Schließlich macht die Beschwerde geltend, die Antragstellerin dürfe „im Rahmen der Gebührenerhebung allenfalls mit solchen Gebühren belastet werden [...], die ihr fiktiv im Rahmen einer Beitragsbescheidung auferlegt worden wären.“ Auch dies geht fehl. Hintergrund des genannten Arguments ist erkennbar die Vorstellung der Antragstellerin, die gespaltenen Gebührensätze seien vorliegend so kalkuliert worden, dass zunächst ein für alle geltender Gebührensatz ermittelt und sodann ein sozusagen „beitragsersetzender Zuschlag“ für die Nichtbeitragszahler festgelegt worden sei.
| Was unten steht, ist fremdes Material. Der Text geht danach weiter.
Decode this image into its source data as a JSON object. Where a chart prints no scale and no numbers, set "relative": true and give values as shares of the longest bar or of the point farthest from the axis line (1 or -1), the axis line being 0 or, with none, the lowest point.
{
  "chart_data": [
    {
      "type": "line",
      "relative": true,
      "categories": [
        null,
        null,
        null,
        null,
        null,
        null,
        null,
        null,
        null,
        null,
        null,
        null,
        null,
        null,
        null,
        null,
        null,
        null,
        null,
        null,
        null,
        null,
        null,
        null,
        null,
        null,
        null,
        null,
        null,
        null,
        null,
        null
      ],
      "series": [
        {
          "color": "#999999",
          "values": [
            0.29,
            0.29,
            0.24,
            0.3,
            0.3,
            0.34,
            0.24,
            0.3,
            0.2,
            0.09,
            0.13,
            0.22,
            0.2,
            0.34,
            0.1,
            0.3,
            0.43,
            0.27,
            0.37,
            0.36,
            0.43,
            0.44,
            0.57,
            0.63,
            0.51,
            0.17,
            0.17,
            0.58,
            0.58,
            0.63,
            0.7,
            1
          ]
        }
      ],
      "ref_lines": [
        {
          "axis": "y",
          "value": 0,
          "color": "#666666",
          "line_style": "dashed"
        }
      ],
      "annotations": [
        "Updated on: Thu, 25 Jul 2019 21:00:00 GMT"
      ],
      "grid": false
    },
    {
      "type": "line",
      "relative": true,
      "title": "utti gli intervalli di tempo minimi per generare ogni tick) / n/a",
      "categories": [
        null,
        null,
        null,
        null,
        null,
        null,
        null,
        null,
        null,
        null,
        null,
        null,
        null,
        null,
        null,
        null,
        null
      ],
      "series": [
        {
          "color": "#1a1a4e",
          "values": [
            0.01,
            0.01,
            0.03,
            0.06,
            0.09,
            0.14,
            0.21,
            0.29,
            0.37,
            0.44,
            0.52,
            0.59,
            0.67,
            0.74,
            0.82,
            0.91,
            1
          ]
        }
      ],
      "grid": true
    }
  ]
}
Vor dem Hintergrund einer solchen Annahme mag es einleuchten, die Zahlung des Zuschlages individuell nur so lange zu verlangen, bis der Betrag erreicht ist, der als Beitrag festzusetzen gewesen wäre. Indessen trifft schon die Grundannahme der Beschwerde nicht zu, wonach ein „beitragsersetzender Zuschlag“ kalkuliert worden ist. Vielmehr zahlen die Nichtbeitragszahler nach den nicht angegriffenen Feststellungen des Verwaltungsgerichts (vgl. S. 6 EA) genau die Gebühr, die auch zu zahlen wäre, wenn alle Beiträge zurückgezahlt würden. Es liegt auf der Hand, dass im Fall einer Umstellung auf eine reine Gebührenfinanzierung nur noch das Gerechtigkeitsmodell der Gebühr mit allen seinen Vor- und Nachteilen gelten würde und - wie auch immer zu ermittelnde - hypothetische Beiträge keine gebührenbegrenzende Funktion haben könnten. So liegt es auch hier, wo für die Gruppe der Nichtbeitragszahler eine Umstellung auf eine reine Gebührenfinanzierung erfolgt ist, in dem sie keine Beiträge zahlen, aber auch nicht von den Beiträgen anderer profitieren. Wer keinen Beitrag zahlen muss, kann nicht von Beiträgen anderer profitieren und auch sonst nicht verlangen, dass die von ihm zu zahlende Gebühr in irgendeiner Weise in Anknüpfung an das Gerechtigkeitsmodell des Beitrages begrenzt wird.
Die Kostenentscheidung folgt aus § 154 Abs. 2 VwGO. Die Streitwertfestsetzung beruht auf § 47 Abs. 1, § 53 Abs. 2 Nr. 1, § 52 Abs. 1 und Abs. 3 GKG.
Dieser Beschluss ist unanfechtbar (§ 152 Abs. 1 VwGO, § 68 Abs. 1 Satz 5 i.V.m. § 66 Abs. 3 Satz 3 GKG).